Primer	Forward 5′ → 3′	Reverse 5′ → 3′
CXCL-1	GGC AGG GAT TCA CTT CAA GA	GCC ATC GGT GCA ATC TAT CT
CXCL-2	ATC CAG AGC TTG ACG GTG AC	AGG TAC GAT CCA GGC TTC CT
CXCL-5	CTC AAG CTG CTC CTT TCT CG	GCG ATC ATT TTG GGG TTA AT
CXCL-9	GCC TTG ACT CCA GCA CGG T	GAC TTC ATG GCA GAG CCG AG
CXCL-10	CTG TCG TTC TCT GCC TCG TG	GGA TCC CTT CTT GAG TCC CAC TCA
CXCL-11	AGA ACA TGT GAT GGG CCC TC	GGG TCA GCT TCT TGG CAC AG
CCL-2	AGG CAG ATG CAG TTA ATG CCC	ACA CCT GCT GCT GGT GAT TCT C
CCL-3	TTT TGA GAC CAG CAG CAG CCT TT	CTC AAG CCC CTG CTC TAC AC
CCL-4	TCC CGG AAG ATT CAT CGG	GCA CAG ATT TGC CTG CCT TTT
CCL-19	AGA ACG CAT CAT CCG AAG AC	TGC TCA CAC TCA CGT TCA CA
CCL-20	CAA CTT TGA CTG CTG CCT CA	TTC CAT CCC AGA AAA GCA TC
CCR-2	CTT GTG GCC CTT ATT TTC CA	AGA TGA GCC TCA CAG CCC TA
CCR-4	GAA TGC CAC AGA TGT CAC AG	GCA CAA ACA GTA AAT CCG AG
CXCR-3	TAC CTT GAG GTC AGT GAA CG	AAA GAG GAG GCT GTA GAG GA
CXCR-4	GCT GAG GAG CAT GAC AGA CA	GAT GAA GGC CAG GAT GAG AA
CX3CR-1	TGA CTG GCA GAT CCA GAG GTT	GTA GAA TAT GGA CAG GAA CAC
ICAM-1	TGC ACG TCC CTG GTG ATA CTC	TGT CAA ACG GGA GAT GAA TGG
ICAM-2	AGC AGC AGG CAG AGA GTT TC	TCT GCC ACA GAG CAG AGA GA
PECAM-1	TCA GCT GCC AGT CAG TAA ATG G	TCT GGA AGT TGC TCT TTG CTC TT
VCAM-1	ACA TGT GCT GCT GTT GGC TGT	GCT CAG CGT CAG TGT GGA TGT A
β-actin	ACC ACC ATG TAG CCA GGC ATT	CCA CAC AGA GTA CTT GCC CTC A

4.7. Enzyme-Linked Immunosorbent Assay (ELISA)

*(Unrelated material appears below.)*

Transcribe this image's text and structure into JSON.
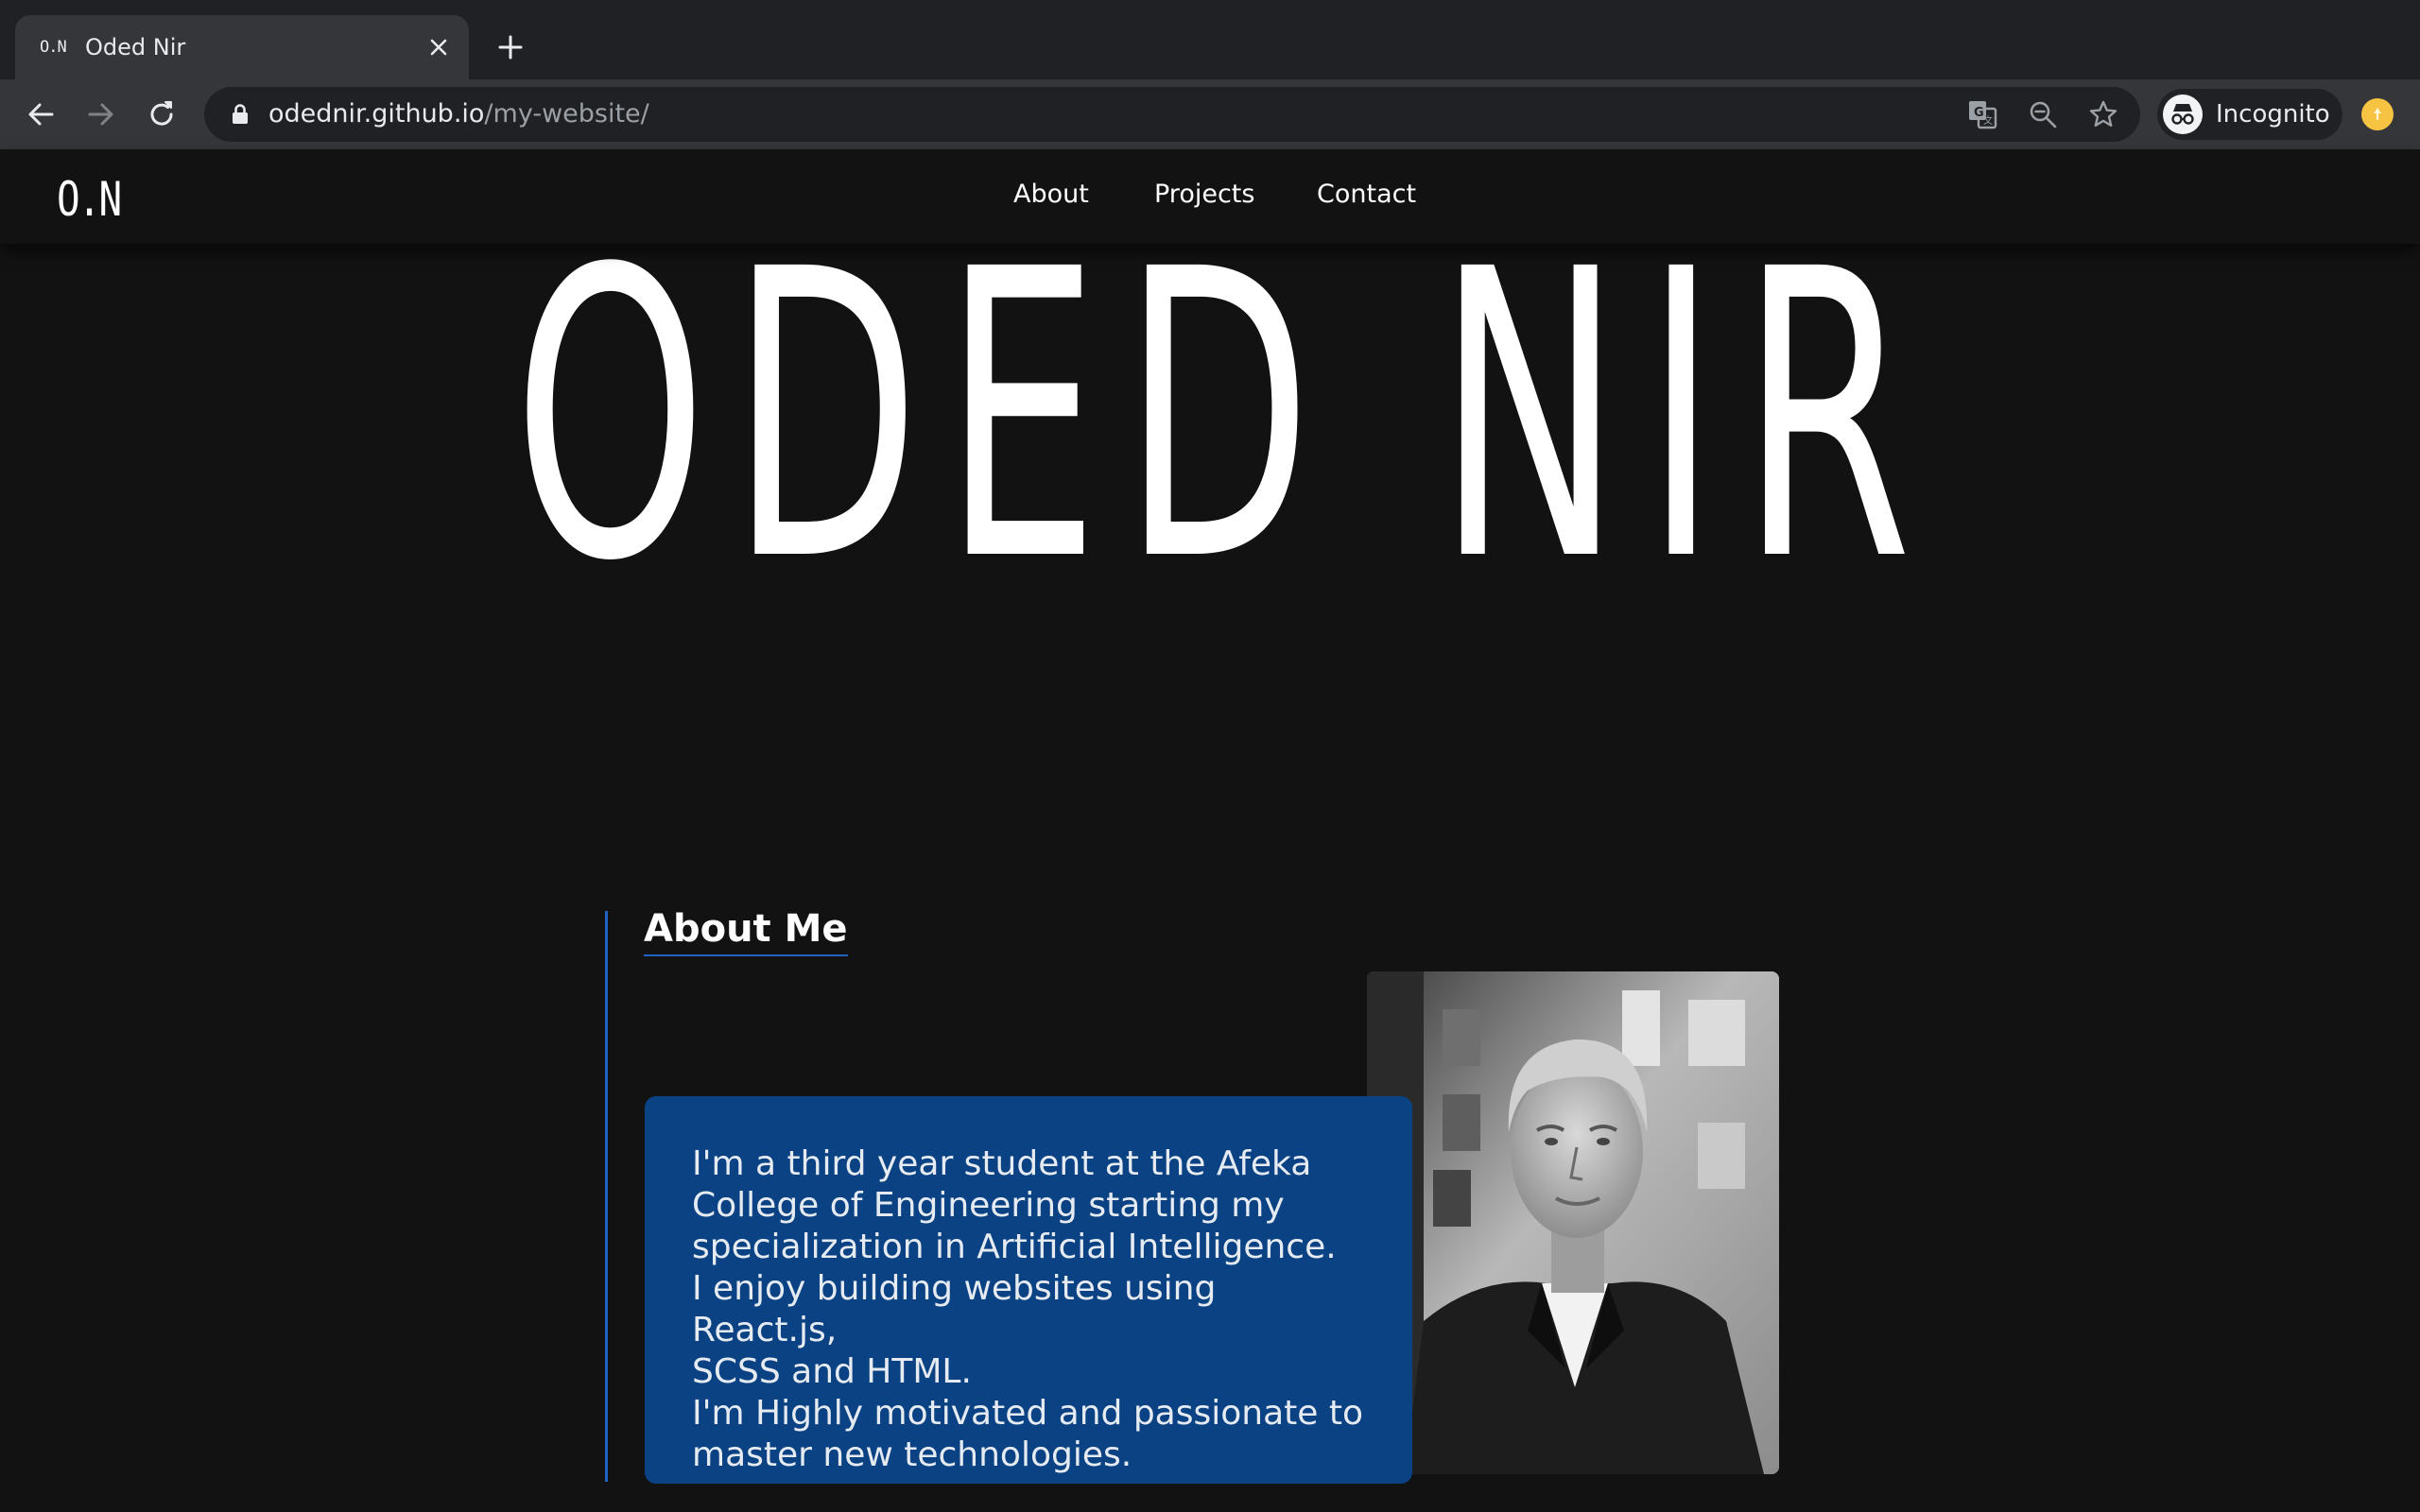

For detection of CXCL-1 (R&D Systems, Wiesbaden, Germany), CXCL-2 and CCL-2 (Biosource, Solingen, Germany) in serum of rats administrated with GdCl3 and Zymosan, an ELISA kit was used. Samples were processed according to the manufacturer’s instructions.

4.8. Statistical Analysis

The data were analysed using GraphPad Prism 5 software (San Diego, CA, USA). Data are presented as mean and standard error of the mean (SEM). A student’s t-test was carried out to calculate significant differences among treated (GdCl3 and Zymosan) and control data groups. Statistically significant differences, compared with the control groups were estimated also by one-way ANOVA. For calculation of relative changes, the gene expression before treatment was set as “1”. Differences with a p-value of ≤0.05 after adjusting for multiple comparisons were considered significant.